There sure is a lot of finger pointing going on these days. As investment portfolios tank, as jobs are lost and homes foreclosed upon, everybody is blaming everybody else. And it starts at the top-some of the world’s biggest corporations and some of the wealthiest financial institutions on the planet have come begging for bailouts. In most cases, the reasons these huge organizations say they need help is because of “reasons beyond their control.”
That’s not really how it works though, or at least how it should work. Take insurance giant AIG for example. In a misguided effort to make lots and lots of easy money, they literally invented an investment instrument that was essentially a bet that certain other investments would fail. Then, in order to make sure they were covered, they set up offshore banking entities that bet the other way, just in case. The subject of the bets of course was the outrageous mortgages granted to people who had no business getting them in the first place. Well, interest rates climbed, the misguided borrowers defaulted – en masse – and all of the bets came due. So AIG turned around and got bailed out-by us, of course.

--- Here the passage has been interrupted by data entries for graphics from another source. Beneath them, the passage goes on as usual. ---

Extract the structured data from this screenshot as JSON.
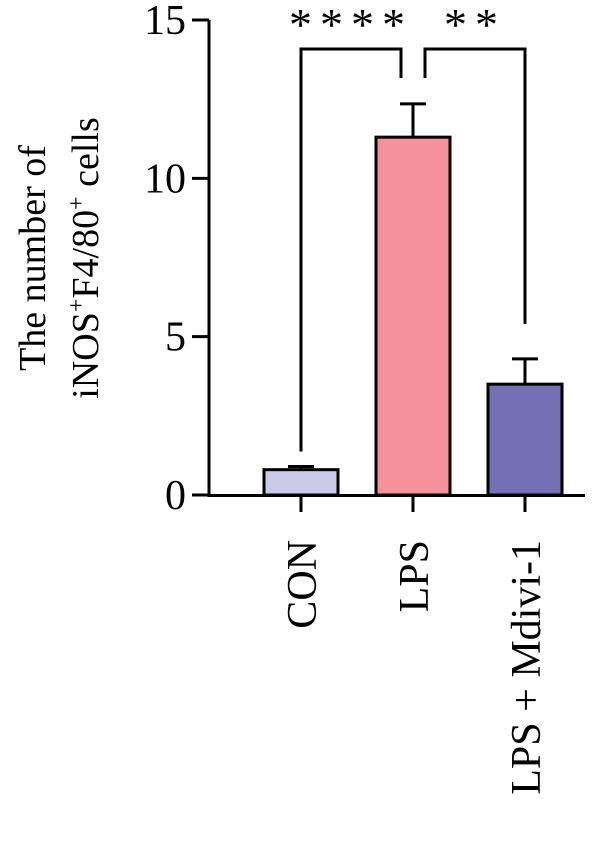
{
  "chart_data": {
    "type": "bar",
    "ylabel_line1": "The number of",
    "ylabel_line2": {
      "parts": [
        "iNOS",
        "+",
        "F4/80",
        "+",
        " cells"
      ]
    },
    "categories": [
      "CON",
      "LPS",
      "LPS + Mdivi-1"
    ],
    "values": [
      0.8,
      11.3,
      3.5
    ],
    "errors": [
      0.1,
      1.05,
      0.8
    ],
    "bar_colors": [
      "#cbcae8",
      "#f4919b",
      "#7570b5"
    ],
    "ylim": [
      0,
      15
    ],
    "yticks": [
      0,
      5,
      10,
      15
    ],
    "significance": [
      {
        "from": 0,
        "to": 1,
        "label": "****"
      },
      {
        "from": 1,
        "to": 2,
        "label": "**"
      }
    ],
    "grid": false,
    "legend": "none"
  }
}
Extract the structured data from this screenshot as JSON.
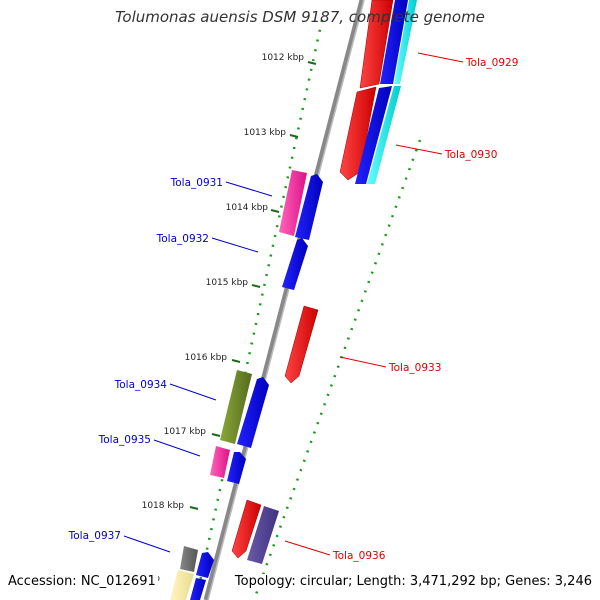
{
  "title": "Tolumonas auensis DSM 9187, complete genome",
  "footer": {
    "accession": "Accession: NC_012691",
    "summary": "Topology: circular; Length: 3,471,292 bp; Genes: 3,246"
  },
  "ticks": [
    "1012 kbp",
    "1013 kbp",
    "1014 kbp",
    "1015 kbp",
    "1016 kbp",
    "1017 kbp",
    "1018 kbp"
  ],
  "genes": [
    {
      "label": "Tola_0929",
      "strand": "+",
      "color": "#ff0000"
    },
    {
      "label": "Tola_0930",
      "strand": "+",
      "color": "#ff0000"
    },
    {
      "label": "Tola_0931",
      "strand": "-",
      "color": "#0000cc"
    },
    {
      "label": "Tola_0932",
      "strand": "-",
      "color": "#0000cc"
    },
    {
      "label": "Tola_0933",
      "strand": "+",
      "color": "#ff0000"
    },
    {
      "label": "Tola_0934",
      "strand": "-",
      "color": "#0000cc"
    },
    {
      "label": "Tola_0935",
      "strand": "-",
      "color": "#0000cc"
    },
    {
      "label": "Tola_0936",
      "strand": "+",
      "color": "#ff0000"
    },
    {
      "label": "Tola_0937",
      "strand": "-",
      "color": "#0000cc"
    }
  ]
}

And then there’s General Motors. For years now they’ve flown in the face of wisdom and continued creating cars that fewer people were buying. They ignored the competitions’ efforts to build cars that didn’t rely solely on fossil fuels and kept building gas guzzlers-think Hummer here, a GM subsidiary. And then on top of that, labor expenses have gotten so out of hand that the fully loaded cost-salary, taxes and benefits-is right around $ 80 an hour for most assembly line employees. Foreign manufacturers do the same work for about $ 25 an hour. So when failure was imminent, they too turned to the federal government, and they too got bailed out.
But what we’re not seeing here is anybody stepping up and taking responsibility for the problems. People are like that-it’s always easier to blame someone else. The reason is pretty simple, because if you’re blaming someone else, it lets you off the hook.
So think about that for a minute. Is your career where you want it to be? Is your retirement secure, and your investment portfolio solid? If not, who are you blaming? Well here’s the thing-it’s time to forgive them. Let it go. And start assuming the responsibility yourself.
Regardless of what you do in life, regardless of how successful you are-or aren’t-you’re the responsible party. Start accepting your role in your own future and stop blaming others. Wipe the slate clean, and start moving forward.